Видимо, в основе появления первобытной изобразительной деятельности лежит факт нерасторжимости способа жизни коллектива и индивидуальных действий индивида. Но эту нерасторжимость не следует мыслить метафизически. В той мере, в какой постепенно накапливался опыт коллектива, появлялось и обыденное эмпирическое сознание индивидов, которое разрушало мифологию. Этот процесс весьма своеобразен. В действиях индивида не может быть воспроизведена вся сила коллектива, вся мощь его противостояния стихийным силам природы. И там, где индивид сталкивался с такими силами и оказывался не в состоянии их преодолеть, он предпринимал те самые шаги олицетворения, которые всегда своеобразно компенсировали ему его немощность. «Этнографы, изучавшие жизнь народов Сибири, отмечают, что эвенк, застигнутый непогодой, сначала применяет все свои эмпирические познания, чтобы обезопасить себя от стихии: он делает из снега хижину, располагает в ней собак и т.д. Затем же, когда все, что можно сделать в этой ситуации, сделано, охотник прибегает к магическим заклинаниям, молитвам и другим средствам культового воздействия» [59, 138]. Д.М. Угринович заключает, что в данном случае охотник прибегает к помощи мифа как раз тогда, когда оказывается не в состоянии до конца противостоять стихии природы. Обращение к мифу здесь означает, по сути, не апеллирование к чему-то вообще незнаемому и мистическому, а обращение к коллективной силе племени, которую он не может возместить. Другими словами, он компенсирует эту силу тем, что… воображает, т.е. вполне реально (и опять же, без всяких условностей и игры) входит во-образ, в способ деятельности коллектива, совершая при этом некоторые общие действия всех членов коллектива. И обязательно – действия, а не пассивное умозрительное их представление. Этим и объясняется то, что, как правило, мифологизация всегда связана с совершением определенного ритуала, который, в случае некритического к нему подхода, можно весьма легко принять то ли за акт творческого процесса, сходного чуть ли не с художественным действом (различного рода танцы, пляски, украшательство тела), то ли за сугубо религиозный акт (культовые обряды, жертвоприношения и т.п.).

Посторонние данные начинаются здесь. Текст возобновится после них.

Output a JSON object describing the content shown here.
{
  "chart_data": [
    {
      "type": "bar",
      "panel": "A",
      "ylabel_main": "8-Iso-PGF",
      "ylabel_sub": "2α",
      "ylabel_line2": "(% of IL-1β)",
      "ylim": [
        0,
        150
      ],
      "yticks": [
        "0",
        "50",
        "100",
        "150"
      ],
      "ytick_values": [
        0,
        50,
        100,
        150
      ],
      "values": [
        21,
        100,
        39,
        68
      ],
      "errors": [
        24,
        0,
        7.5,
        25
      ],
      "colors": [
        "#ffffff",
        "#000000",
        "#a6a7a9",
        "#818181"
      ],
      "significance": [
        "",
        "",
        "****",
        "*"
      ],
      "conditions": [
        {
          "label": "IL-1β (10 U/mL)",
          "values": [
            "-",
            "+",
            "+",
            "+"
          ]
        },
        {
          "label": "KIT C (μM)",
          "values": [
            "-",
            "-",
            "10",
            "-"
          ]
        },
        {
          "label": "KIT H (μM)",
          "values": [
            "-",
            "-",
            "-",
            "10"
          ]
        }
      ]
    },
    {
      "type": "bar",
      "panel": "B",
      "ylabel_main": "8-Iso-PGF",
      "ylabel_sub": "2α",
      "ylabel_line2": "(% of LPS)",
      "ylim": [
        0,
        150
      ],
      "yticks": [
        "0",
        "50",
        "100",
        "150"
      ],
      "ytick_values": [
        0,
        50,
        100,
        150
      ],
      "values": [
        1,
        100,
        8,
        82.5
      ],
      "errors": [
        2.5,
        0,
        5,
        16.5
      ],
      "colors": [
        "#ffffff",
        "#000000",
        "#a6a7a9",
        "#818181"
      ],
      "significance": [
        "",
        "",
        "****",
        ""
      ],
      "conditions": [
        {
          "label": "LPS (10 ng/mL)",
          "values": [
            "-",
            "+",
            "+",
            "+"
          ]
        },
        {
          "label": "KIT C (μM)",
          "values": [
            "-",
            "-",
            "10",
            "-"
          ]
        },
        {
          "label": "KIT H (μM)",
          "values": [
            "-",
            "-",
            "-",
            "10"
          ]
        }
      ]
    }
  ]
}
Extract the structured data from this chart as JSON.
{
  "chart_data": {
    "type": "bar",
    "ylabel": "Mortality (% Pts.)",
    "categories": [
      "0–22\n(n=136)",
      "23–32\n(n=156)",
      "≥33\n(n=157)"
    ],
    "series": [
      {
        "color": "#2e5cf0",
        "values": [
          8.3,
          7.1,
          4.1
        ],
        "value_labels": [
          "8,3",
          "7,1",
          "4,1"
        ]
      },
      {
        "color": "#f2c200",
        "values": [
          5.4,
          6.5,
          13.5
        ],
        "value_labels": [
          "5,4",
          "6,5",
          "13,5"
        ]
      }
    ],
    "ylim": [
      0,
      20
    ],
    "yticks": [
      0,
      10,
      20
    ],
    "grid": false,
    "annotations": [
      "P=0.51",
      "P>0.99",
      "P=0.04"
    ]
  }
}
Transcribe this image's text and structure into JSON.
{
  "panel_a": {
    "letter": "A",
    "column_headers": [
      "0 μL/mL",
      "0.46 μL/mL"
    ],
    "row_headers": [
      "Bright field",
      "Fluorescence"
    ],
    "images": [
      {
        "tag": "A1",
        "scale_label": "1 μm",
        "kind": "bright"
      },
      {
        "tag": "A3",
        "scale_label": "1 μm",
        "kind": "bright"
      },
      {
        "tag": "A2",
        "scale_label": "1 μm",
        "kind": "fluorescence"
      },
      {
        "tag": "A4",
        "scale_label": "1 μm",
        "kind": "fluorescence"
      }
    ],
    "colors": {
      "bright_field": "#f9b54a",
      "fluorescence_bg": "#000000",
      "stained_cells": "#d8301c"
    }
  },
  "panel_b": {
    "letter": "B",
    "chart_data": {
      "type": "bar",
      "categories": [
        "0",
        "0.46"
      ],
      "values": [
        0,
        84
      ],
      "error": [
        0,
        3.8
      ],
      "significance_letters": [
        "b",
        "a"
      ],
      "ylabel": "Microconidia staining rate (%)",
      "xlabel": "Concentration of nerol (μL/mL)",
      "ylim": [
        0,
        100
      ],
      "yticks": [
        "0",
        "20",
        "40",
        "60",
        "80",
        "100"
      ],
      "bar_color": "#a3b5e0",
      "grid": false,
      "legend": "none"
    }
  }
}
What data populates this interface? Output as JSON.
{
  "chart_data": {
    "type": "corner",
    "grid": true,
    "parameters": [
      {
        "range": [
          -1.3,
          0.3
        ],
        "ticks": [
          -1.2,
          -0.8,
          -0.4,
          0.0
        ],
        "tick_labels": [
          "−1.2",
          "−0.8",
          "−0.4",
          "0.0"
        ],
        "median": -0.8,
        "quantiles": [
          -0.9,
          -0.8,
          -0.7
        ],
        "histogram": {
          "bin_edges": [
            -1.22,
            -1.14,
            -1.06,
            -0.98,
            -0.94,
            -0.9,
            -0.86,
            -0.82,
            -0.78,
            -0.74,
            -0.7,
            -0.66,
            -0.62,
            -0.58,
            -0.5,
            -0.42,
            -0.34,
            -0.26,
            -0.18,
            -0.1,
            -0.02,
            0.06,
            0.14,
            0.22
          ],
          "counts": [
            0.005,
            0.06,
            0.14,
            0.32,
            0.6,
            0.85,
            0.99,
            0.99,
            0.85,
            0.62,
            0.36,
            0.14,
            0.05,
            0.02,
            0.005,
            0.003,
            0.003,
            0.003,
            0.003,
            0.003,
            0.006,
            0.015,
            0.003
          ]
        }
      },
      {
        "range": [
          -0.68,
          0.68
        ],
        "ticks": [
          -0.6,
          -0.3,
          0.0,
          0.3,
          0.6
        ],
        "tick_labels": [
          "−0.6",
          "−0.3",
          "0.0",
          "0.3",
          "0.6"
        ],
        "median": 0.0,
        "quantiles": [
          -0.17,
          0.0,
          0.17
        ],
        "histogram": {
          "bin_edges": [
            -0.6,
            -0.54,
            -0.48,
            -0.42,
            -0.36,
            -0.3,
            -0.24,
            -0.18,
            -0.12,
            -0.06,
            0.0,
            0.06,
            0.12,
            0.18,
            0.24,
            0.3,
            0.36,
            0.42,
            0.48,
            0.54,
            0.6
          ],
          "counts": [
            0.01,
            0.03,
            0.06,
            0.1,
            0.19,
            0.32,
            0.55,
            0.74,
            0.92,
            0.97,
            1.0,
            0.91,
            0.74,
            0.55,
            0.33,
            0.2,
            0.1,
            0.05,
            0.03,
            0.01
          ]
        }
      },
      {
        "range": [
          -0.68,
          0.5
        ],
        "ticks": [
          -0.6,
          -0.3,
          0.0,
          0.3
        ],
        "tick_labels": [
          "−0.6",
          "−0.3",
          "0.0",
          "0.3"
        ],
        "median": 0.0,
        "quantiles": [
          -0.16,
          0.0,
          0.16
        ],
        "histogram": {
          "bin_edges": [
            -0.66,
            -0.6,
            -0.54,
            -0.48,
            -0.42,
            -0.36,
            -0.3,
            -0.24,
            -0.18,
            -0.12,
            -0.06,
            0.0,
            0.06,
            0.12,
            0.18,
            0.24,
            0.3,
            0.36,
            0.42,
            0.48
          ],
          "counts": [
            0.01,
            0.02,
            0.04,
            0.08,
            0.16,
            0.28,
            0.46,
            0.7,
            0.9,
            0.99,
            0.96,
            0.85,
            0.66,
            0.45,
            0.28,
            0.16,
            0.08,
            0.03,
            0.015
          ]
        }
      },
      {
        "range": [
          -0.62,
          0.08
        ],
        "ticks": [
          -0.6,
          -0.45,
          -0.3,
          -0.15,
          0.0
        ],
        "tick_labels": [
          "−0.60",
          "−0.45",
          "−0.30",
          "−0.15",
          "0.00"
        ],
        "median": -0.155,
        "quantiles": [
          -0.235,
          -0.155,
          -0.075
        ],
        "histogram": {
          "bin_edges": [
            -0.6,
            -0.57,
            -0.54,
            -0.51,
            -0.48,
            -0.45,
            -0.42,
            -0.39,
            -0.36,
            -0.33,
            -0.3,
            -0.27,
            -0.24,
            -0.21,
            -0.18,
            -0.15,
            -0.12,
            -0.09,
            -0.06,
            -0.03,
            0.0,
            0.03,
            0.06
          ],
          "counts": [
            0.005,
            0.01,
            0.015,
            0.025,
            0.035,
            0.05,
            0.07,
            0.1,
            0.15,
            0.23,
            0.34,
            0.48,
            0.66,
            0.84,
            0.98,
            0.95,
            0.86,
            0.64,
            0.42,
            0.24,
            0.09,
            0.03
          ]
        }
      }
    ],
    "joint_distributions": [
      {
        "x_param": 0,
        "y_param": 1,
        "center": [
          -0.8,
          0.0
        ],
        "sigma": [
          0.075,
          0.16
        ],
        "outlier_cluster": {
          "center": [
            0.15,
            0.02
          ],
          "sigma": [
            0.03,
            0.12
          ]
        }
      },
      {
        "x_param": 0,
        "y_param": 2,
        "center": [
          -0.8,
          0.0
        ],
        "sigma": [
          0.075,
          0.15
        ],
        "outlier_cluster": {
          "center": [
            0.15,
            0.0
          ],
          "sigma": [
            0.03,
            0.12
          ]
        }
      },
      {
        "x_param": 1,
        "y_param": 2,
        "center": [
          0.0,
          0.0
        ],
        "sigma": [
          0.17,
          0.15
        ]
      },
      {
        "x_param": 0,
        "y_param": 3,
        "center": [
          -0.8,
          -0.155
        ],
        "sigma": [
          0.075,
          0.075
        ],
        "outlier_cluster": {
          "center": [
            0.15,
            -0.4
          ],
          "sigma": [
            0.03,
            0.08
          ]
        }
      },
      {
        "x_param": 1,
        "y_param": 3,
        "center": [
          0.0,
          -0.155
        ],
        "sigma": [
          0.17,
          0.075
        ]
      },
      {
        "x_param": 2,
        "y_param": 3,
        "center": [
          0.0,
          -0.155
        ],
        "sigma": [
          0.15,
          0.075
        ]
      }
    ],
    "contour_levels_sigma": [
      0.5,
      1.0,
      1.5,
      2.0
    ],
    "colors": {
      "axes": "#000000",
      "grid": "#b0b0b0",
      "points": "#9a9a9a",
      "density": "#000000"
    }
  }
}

Таким образом, мифология выполняет функцию реального языка практики и представляет собой одну из древнейших форм постижения человеком внешнего мира как мира своей родовой сущности. Это постижение не подчинено еще никаким другим законам, кроме тех, которые диктуются непосредственно практикой осуществления жизни первобытного коллектива, единством способа производства такой жизни в целом. Очевидно, Г.В. Плеханов ошибался, полагая, будто в танцах, в красочной отделке одежды, утвари, предметов быта и т.п. племенных народов уже содержится какой-то элемент художественности. Вряд ли это так, если иметь в виду именно племенные народности. Ошибка Г.В. Плеханова состояла не в том, что он попытался материалистически увязать производство со становлением искусства; скорее, она состояла в том, что само это производство взято им слишком абстрактно и недиалектично, в частности, без необходимости доведения его неантагонистического характера до проявления в живом самочувствии людей. Смысл же такого способа состоял именно в том, что он исключал возможность появления тех потребностей, в которых все должное, все необходимое человеку желалось как-то иначе, чем это определялось самодвижением жизни людей. Повторяем, видимо, здесь еще не было надобности человеку противопоставлять эту жизнь каким-то идеалам, согласуясь с которыми он мог бы становиться в особую нравственную или художественную позицию. Для Г.В. Плеханова же любое выражение сил человека, если оно внешне «напоминало» производственный процесс, уже содержало в себе выражение условности, игры, а тем самым и выражение элементов искусства. Однако борьбу человека с силами природы, в каких бы формах она ни проявлялась, еще нельзя назвать искусством. Человек и поныне сопротивляется природе даже тем, что просто ходит, преодолевает земные силы притяжения. Но называть факт ходьбы искусством – все равно, что усматривать в борьбе Дон-Кихота с мельницей особое нравственное действие. Природа никаким «не-искусством» не противостоит человеку; последний сам является частицей природы и до поры до времени неразрывно слит с нею.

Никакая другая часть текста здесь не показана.